Om een indruk te krijgen van de nauwkeurigheid van de verwachting, maken meteorologen ook gebruik van de zogenaamde ‘pluim’. De pluim, geldig voor De Bilt en berekend volgens het ECMWF-weermodel, beginnend op 15 februari om 13 uur onze tijd, staat hier afgebeeld. Dit noemen we ook wel een ‘run’. We laten hier alleen de berekende temperaturen zien op anderhalve meter hoogte (boven) en op het zogenaamde 850-hPa vlak, dat is ongeveer op 1500 meter hoogte (onder). Op basis van de berekende weerkaarten kan dus worden berekend wat, steeds om de 6 uur, de temperatuur in De Bilt zal zijn. De ‘hoofdrun’ die als basis dient, wordt weergegeven met de donkerrode lijn. Ook de runs van andere weermodellen zijn in deze grafiek te zien. De gele lijn is de berekening van de UKMO, van vandaag 1 uur, en de donkerblauwe lijn die van de NCEP, ook van 1 uur vandaag.

Grote afwijkingen

Als we naar de midlange termijn kijken, zeg maar de laatste februariweek, dan zien we een enorm verschil tussen de berekening van het ECMWF en de NCEP. Volgens de NCEP blijft de temperatuur dan ’s nachts ruim boven nul en is het ’s middags bijna lenteachtig met 10 tot 13 graden. Tegelijkertijd laat de berekening van het ECMWF het ’s nachts licht tot matig vriezen en komt de temperatuur in de middag maar met moeite boven het vriespunt uit, een groot verschil dus.
Een verklaring van dat verschil zien we ook als we naar de berekende weerkaarten voor die dagen kijken. Het ECMWF berekent een krachtig hogedrukgebied boven Scandinavië, met in onze omgeving een straffe oostnoordoostenwind, waarmee koude lucht wordt aangevoerd.
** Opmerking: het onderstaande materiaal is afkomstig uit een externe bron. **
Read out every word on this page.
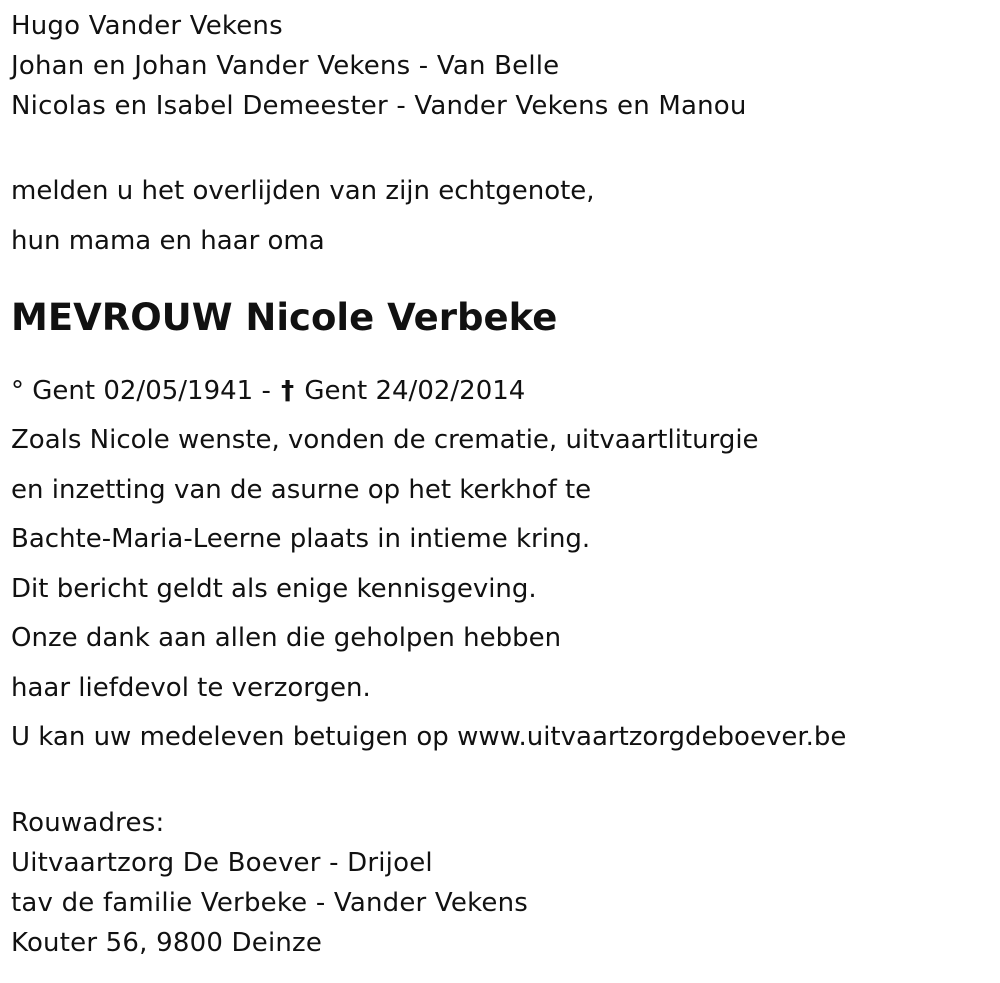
Hugo Vander Vekens
Johan en Johan Vander Vekens - Van Belle
Nicolas en Isabel Demeester - Vander Vekens en Manou
melden u het overlijden van zijn echtgenote,
hun mama en haar oma
MEVROUW Nicole Verbeke
° Gent 02/05/1941 - † Gent 24/02/2014
Zoals Nicole wenste, vonden de crematie, uitvaartliturgie
en inzetting van de asurne op het kerkhof te
Bachte-Maria-Leerne plaats in intieme kring.
Dit bericht geldt als enige kennisgeving.
Onze dank aan allen die geholpen hebben
haar liefdevol te verzorgen.
U kan uw medeleven betuigen op www.uitvaartzorgdeboever.be
Rouwadres:
Uitvaartzorg De Boever - Drijoel
tav de familie Verbeke - Vander Vekens
Kouter 56, 9800 Deinze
De luchtdruk boven Zuid-Europa is laag. De berekening van de NCEP laat echter een geheel tegengesteld beeld zien met lage druk boven de noordelijke oceaan en Scandinavië en hoge druk boven Zuid-Europa, met in onze omgeving een ‘zachte’ zuid- tot zuidwestelijke stroming. Vooral in het weekend van 24 en 25 februari is dit verschil zo extreem, als maar zelden wordt gezien, een verschil van dag of nacht! Hoe is het mogelijk dat twee weermodellen, die toch met dezelfde uitgangssituatie beginnen te rekenen, tot zo een groot verschil uitgroeien?

De controlerun

De atmosfeer gedraagt zich chaotisch. Een klein verschil in de beginsituatie kan een groot effect hebben op de (mid)lange termijn. Om een beroemde uitspraak van Lorenz te citeren: “Een vlinder die vandaag in Florida met zijn vleugels klappert, kan tot resultaat hebben dat er vijf dagen later in Texas een tornado ontstaat.”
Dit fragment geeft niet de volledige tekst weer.